現代屈指の名匠ポール・トーマス・アンダーソン(以下PTA)とハイムの(MVだけでなく今回は家族総出か!) --- そして言わずもがな70年代との蜜月関係/相性の良さ(ex.『ブギーナイツ』『インヒアレント・ヴァイス』)。きっとPTAにとっての70年代とは僕にとっての90年代のように特別で描かずにはいられないものなのだろう。そして今回のそれはとりわけ真っ直ぐというか、記憶や思い出とともにこの監督の従来の作品とは違った風にピュアネスが見て取れた(ex.ウイングスの後に間髪入れずデヴィッド・ボウイなど遠慮なく名曲だらけな当時の楽曲たちが彩るサントラ)。そして他にも盟友・故フィリップ・シーモア・ホフマンの息子クーパー・ホフマンが主演を務め、音楽は『ゼア・ウィル・ビー・ブラッド』以降おなじみのジョニー・グリーンウッドと安定かつ最強盤石な布陣と新鮮フレッシュな空気、ブレイクスルーな面々。こんなにも恥ずかしげもなく斜に構えず、ノスタルジアいっぱいでまっすぐな青春映画も撮れたんだな(個人的に大好物なのですが)?ポール・トーマス・アンダーソン監督のフィルモグラフィーで一番好きな作品ではないけど、一番好きな作品のタイプ/ジャンル。

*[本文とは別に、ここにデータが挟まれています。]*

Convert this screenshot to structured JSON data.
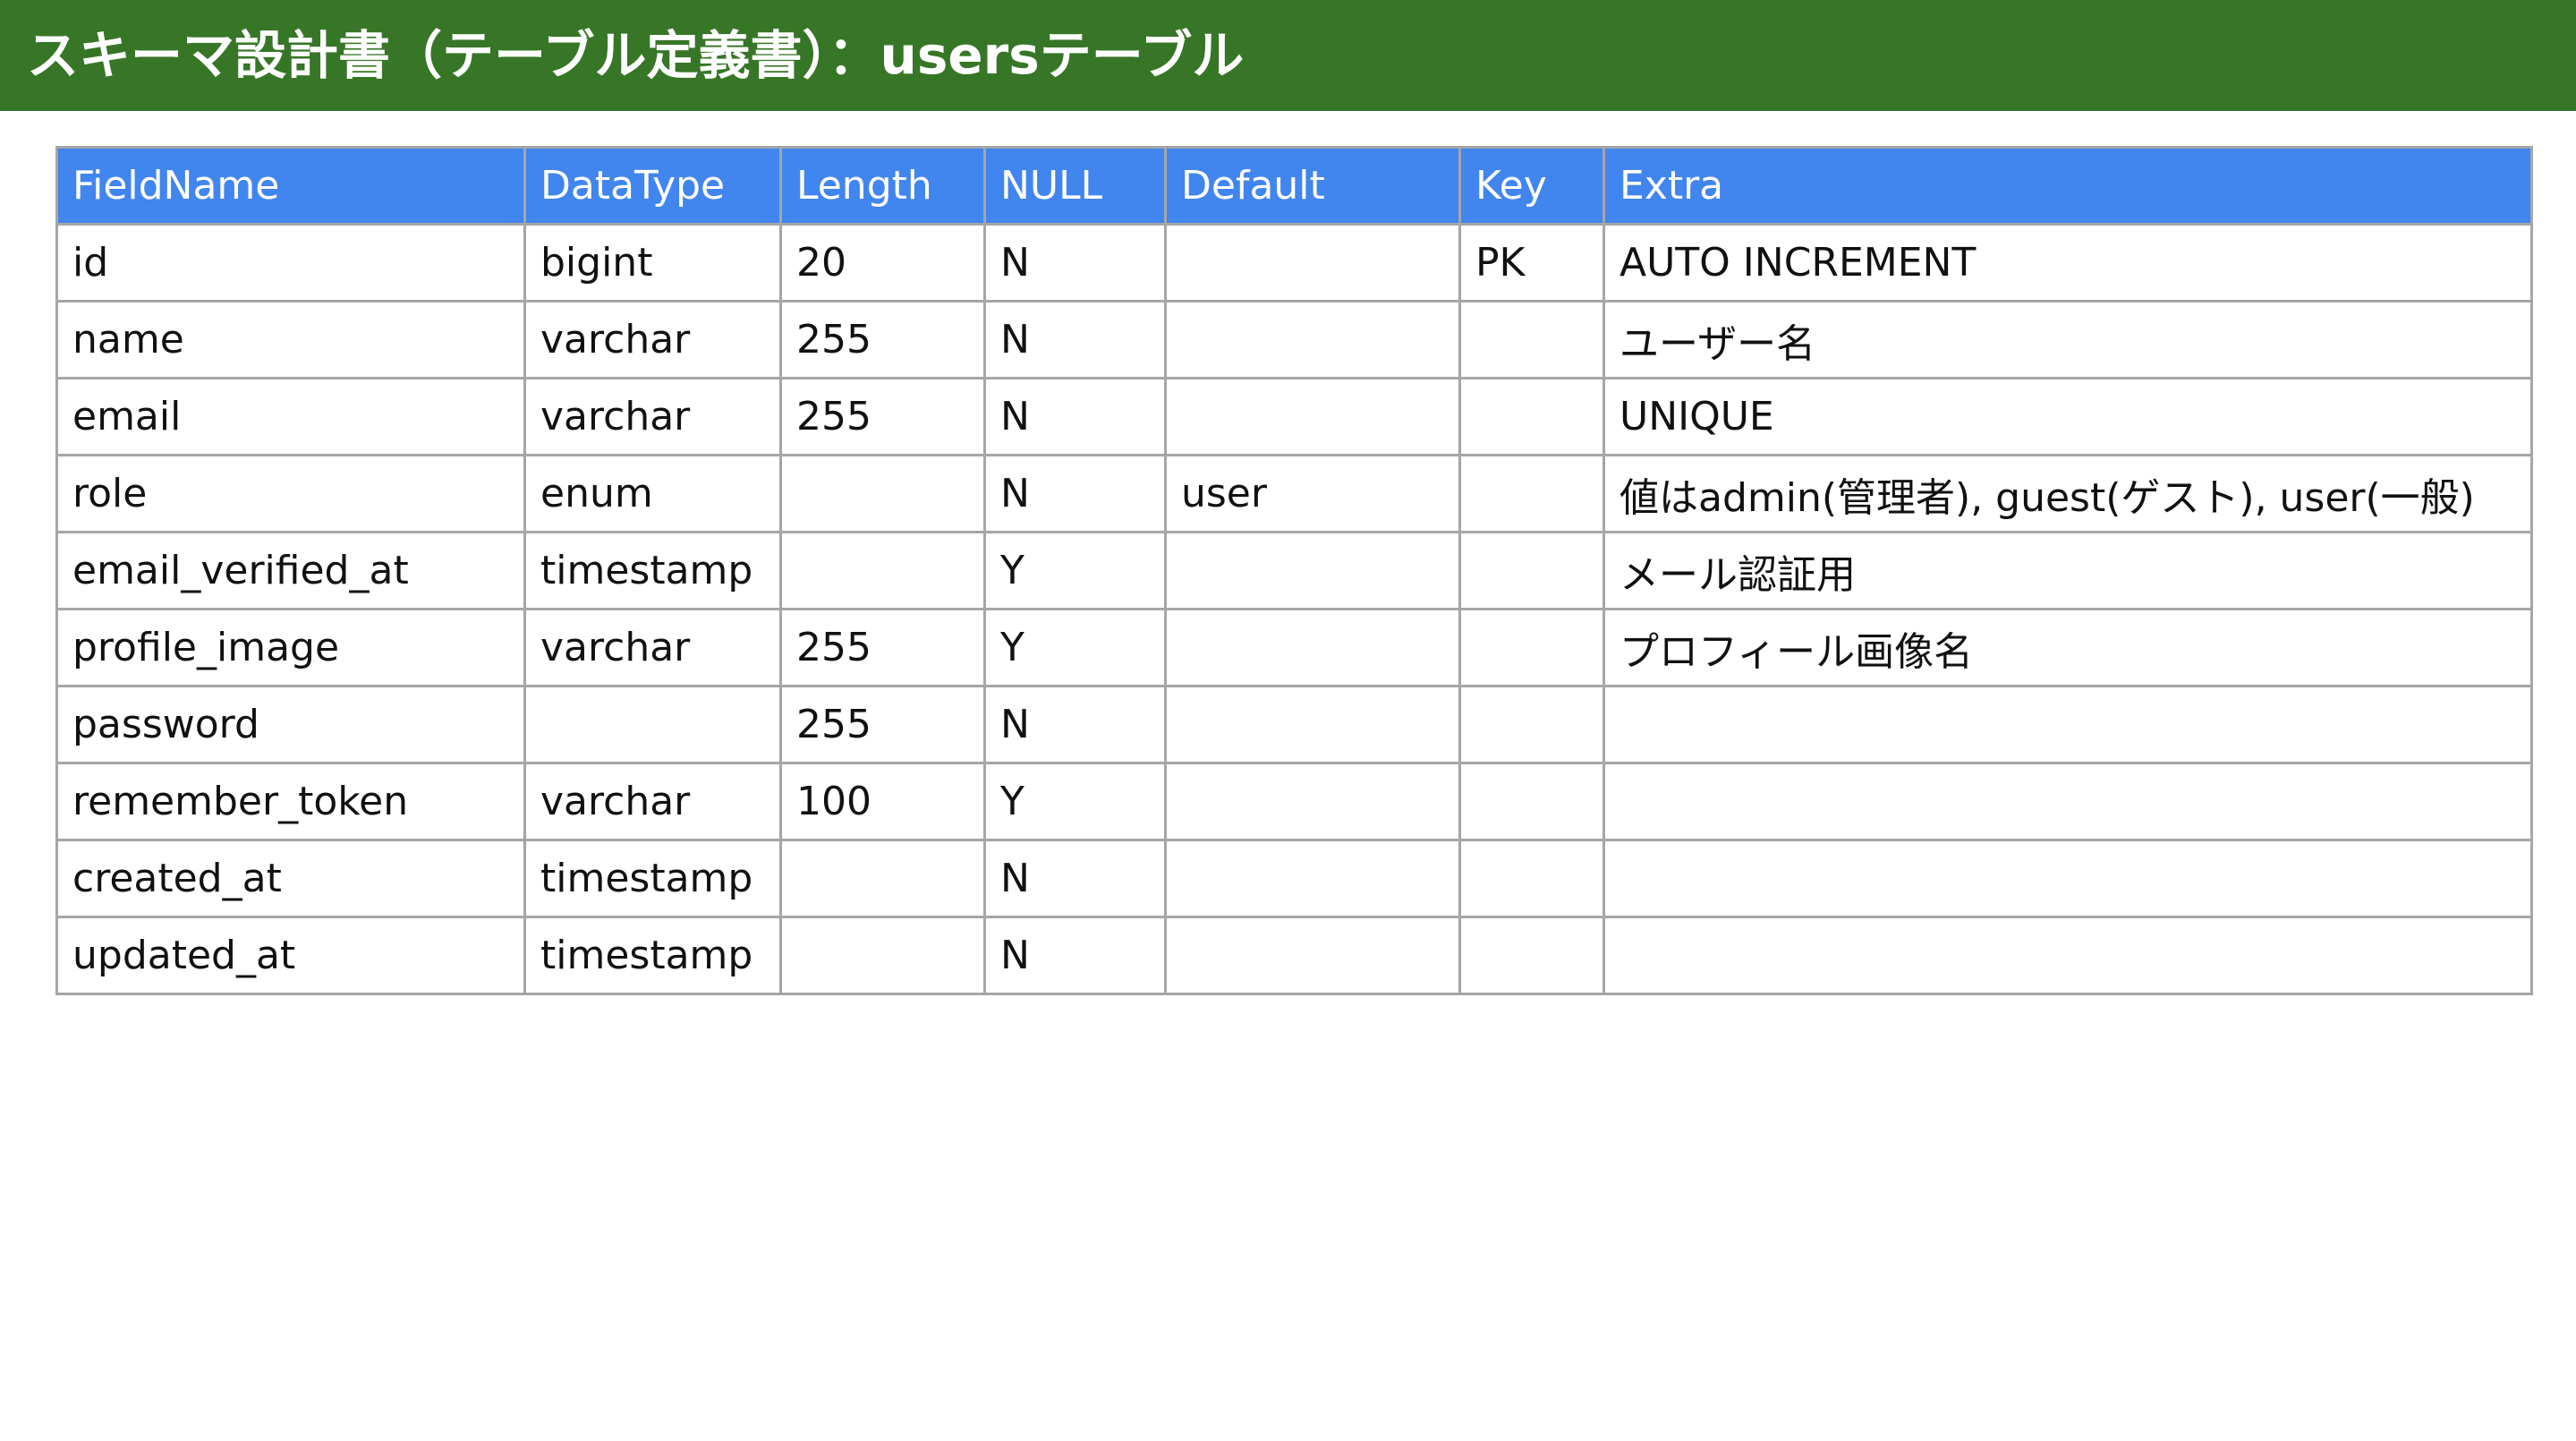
{
  "header": {
    "title": "スキーマ設計書（テーブル定義書）：usersテーブル"
  },
  "colors": {
    "header_background": "#377627",
    "table_header_background": "#4185ee",
    "table_header_text": "#ffffff",
    "grid_line": "#a6a6a6"
  },
  "table": {
    "columns": [
      "FieldName",
      "DataType",
      "Length",
      "NULL",
      "Default",
      "Key",
      "Extra"
    ],
    "rows": [
      [
        "id",
        "bigint",
        "20",
        "N",
        "",
        "PK",
        "AUTO INCREMENT"
      ],
      [
        "name",
        "varchar",
        "255",
        "N",
        "",
        "",
        "ユーザー名"
      ],
      [
        "email",
        "varchar",
        "255",
        "N",
        "",
        "",
        "UNIQUE"
      ],
      [
        "role",
        "enum",
        "",
        "N",
        "user",
        "",
        "値はadmin(管理者), guest(ゲスト), user(一般)"
      ],
      [
        "email_verified_at",
        "timestamp",
        "",
        "Y",
        "",
        "",
        "メール認証用"
      ],
      [
        "profile_image",
        "varchar",
        "255",
        "Y",
        "",
        "",
        "プロフィール画像名"
      ],
      [
        "password",
        "",
        "255",
        "N",
        "",
        "",
        ""
      ],
      [
        "remember_token",
        "varchar",
        "100",
        "Y",
        "",
        "",
        ""
      ],
      [
        "created_at",
        "timestamp",
        "",
        "N",
        "",
        "",
        ""
      ],
      [
        "updated_at",
        "timestamp",
        "",
        "N",
        "",
        "",
        ""
      ]
    ]
  }
}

70s当時の音楽やファッション、ヘアスタイル、フィルムライクで特徴的なルックを実現する撮影(本当にフィルムかな)にタイトル文字情報含めた空気や雰囲気…あぁ、愛しい"あの頃"に思いを馳せる。最初から最高で、10代ティーンの甘酸っぱさが目いっぱい詰まっていた!そりゃ誰だって好きな人に、たかが映画のためなんかに脱いでほしくないし、脱ぐ必要なんかない。という意味で、本作途中まで女性の描き方なんかに少し疑問抱いていたけど取れた。背伸びしたり若返ったり"らしく"あるって大変だ。コーラ2杯、あとマティーニで。ジン?ウォッカ?ジン=ウォッカ。自分の知らない世界を知っていそうな年上の人にも惹かれる。彼らが片足を突っ込むのは、嘘だらけ、武勇伝だらけで、虚飾にまみれた常軌を逸するイカれた世界。ウォーターベッドの次はピンボール、商機はあちこちに転がっている。色々なビジネスに手を出しては右往左往いきあたりばったり、すれ違ってはぶつかって迷って走って…。ステキな作品でした。

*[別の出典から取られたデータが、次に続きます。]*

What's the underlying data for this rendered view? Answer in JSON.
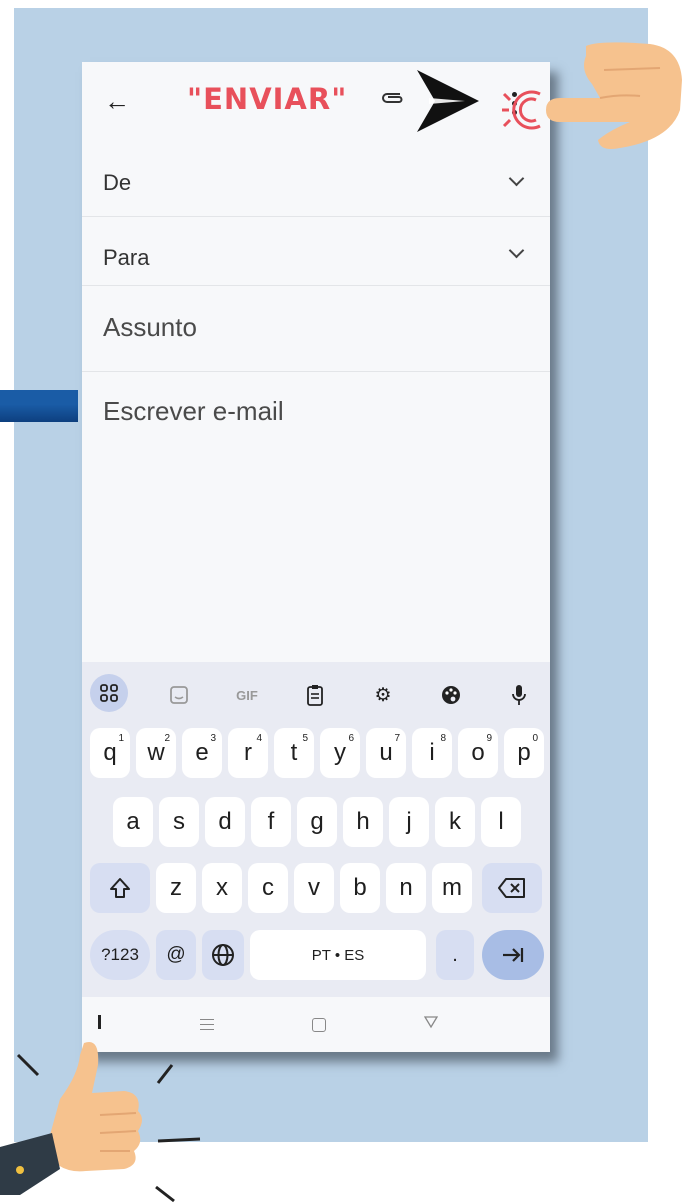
{
  "header": {
    "back_icon": "arrow-left-icon",
    "title": "\"ENVIAR\"",
    "attach_icon": "paperclip-icon",
    "send_arrow": "send-arrow-icon",
    "menu_icon": "more-vert-icon"
  },
  "fields": {
    "from": "De",
    "to": "Para",
    "subject": "Assunto",
    "body_placeholder": "Escrever e-mail"
  },
  "keyboard": {
    "toolbar": [
      "apps-icon",
      "sticker-icon",
      "GIF",
      "clipboard-icon",
      "settings-icon",
      "palette-icon",
      "mic-icon"
    ],
    "row1": [
      {
        "k": "q",
        "n": "1"
      },
      {
        "k": "w",
        "n": "2"
      },
      {
        "k": "e",
        "n": "3"
      },
      {
        "k": "r",
        "n": "4"
      },
      {
        "k": "t",
        "n": "5"
      },
      {
        "k": "y",
        "n": "6"
      },
      {
        "k": "u",
        "n": "7"
      },
      {
        "k": "i",
        "n": "8"
      },
      {
        "k": "o",
        "n": "9"
      },
      {
        "k": "p",
        "n": "0"
      }
    ],
    "row2": [
      "a",
      "s",
      "d",
      "f",
      "g",
      "h",
      "j",
      "k",
      "l"
    ],
    "row3": [
      "z",
      "x",
      "c",
      "v",
      "b",
      "n",
      "m"
    ],
    "sym": "?123",
    "at": "@",
    "space": "PT • ES",
    "dot": "."
  },
  "colors": {
    "accent": "#e8505b",
    "background": "#b9d1e6",
    "enter": "#a8bde5",
    "mod": "#d7def2"
  }
}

P.S. あくまでそうした若者目線の作品だからだろうか、マーヤ・ルドルフ、ショーン・ペンやトム・ウェイツ、ブラッドリー・クーパー、そしてベニー・サフディなど豪華キャストの豪華な使い方も印象的だった。
ロバート・ダウニー・シニアに捧ぐ(a prince)
ダラダラと長すぎる
少年と年上の女性との、甘酸っぱい初体験モノなのかと思って観ていると、そうはならない。お互いに意識し合っているはずなのに、歳の差を気にしてなのか、プライドのせいなのか、なかなか恋愛には発展しない。
友達以上、恋人未満のまま、付かず離れずの関係がダラダラと続く二人の姿には、もどかしさを感じざるを得ないが、その一方で、若き起業家が奮闘する、青春お仕事ムービーとしては、それなりに楽しめる。

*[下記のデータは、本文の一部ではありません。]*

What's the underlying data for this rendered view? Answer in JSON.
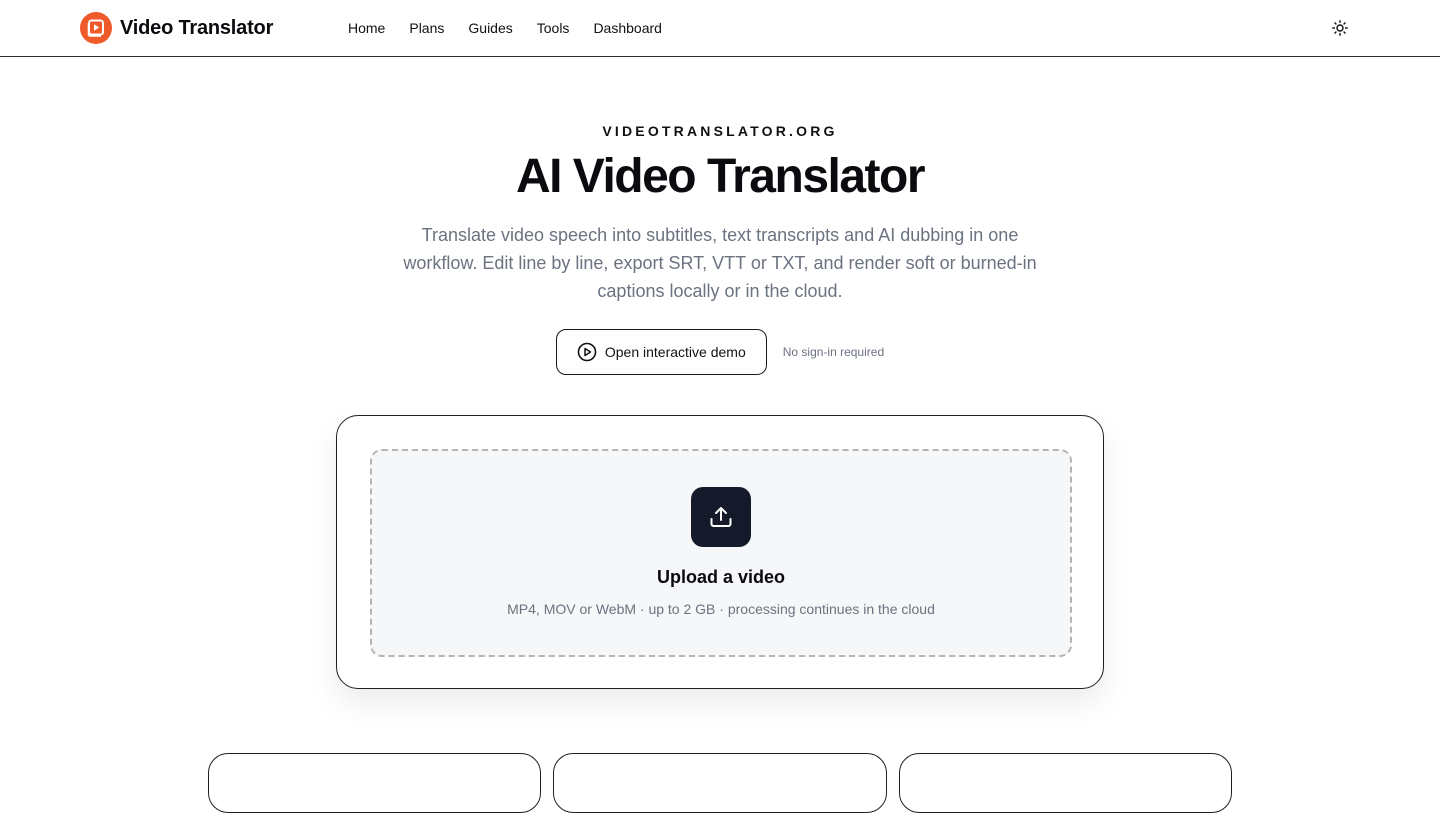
{
  "header": {
    "brand_name": "Video Translator",
    "nav": [
      "Home",
      "Plans",
      "Guides",
      "Tools",
      "Dashboard"
    ],
    "theme_icon": "sun-icon"
  },
  "hero": {
    "eyebrow": "VIDEOTRANSLATOR.ORG",
    "title": "AI Video Translator",
    "subtitle": "Translate video speech into subtitles, text transcripts and AI dubbing in one workflow. Edit line by line, export SRT, VTT or TXT, and render soft or burned-in captions locally or in the cloud.",
    "demo_button": "Open interactive demo",
    "no_signin": "No sign-in required"
  },
  "upload": {
    "title": "Upload a video",
    "description": "MP4, MOV or WebM · up to 2 GB · processing continues in the cloud"
  },
  "colors": {
    "brand": "#ef5a2a",
    "upload_icon_bg": "#151a2b",
    "muted_text": "#6b7280"
  }
}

紆余曲折の末に、結局、ラブ・ストーリーとしての結末を迎えることになるのだが、そうであれば、もっと短く、シンプルな話にしても良かったのではないだろうか?特に、後半、これでエンディングかと思ったら、そこから、まだ話が続くという展開が、二度、三度あり、冗長さを感じてしまった。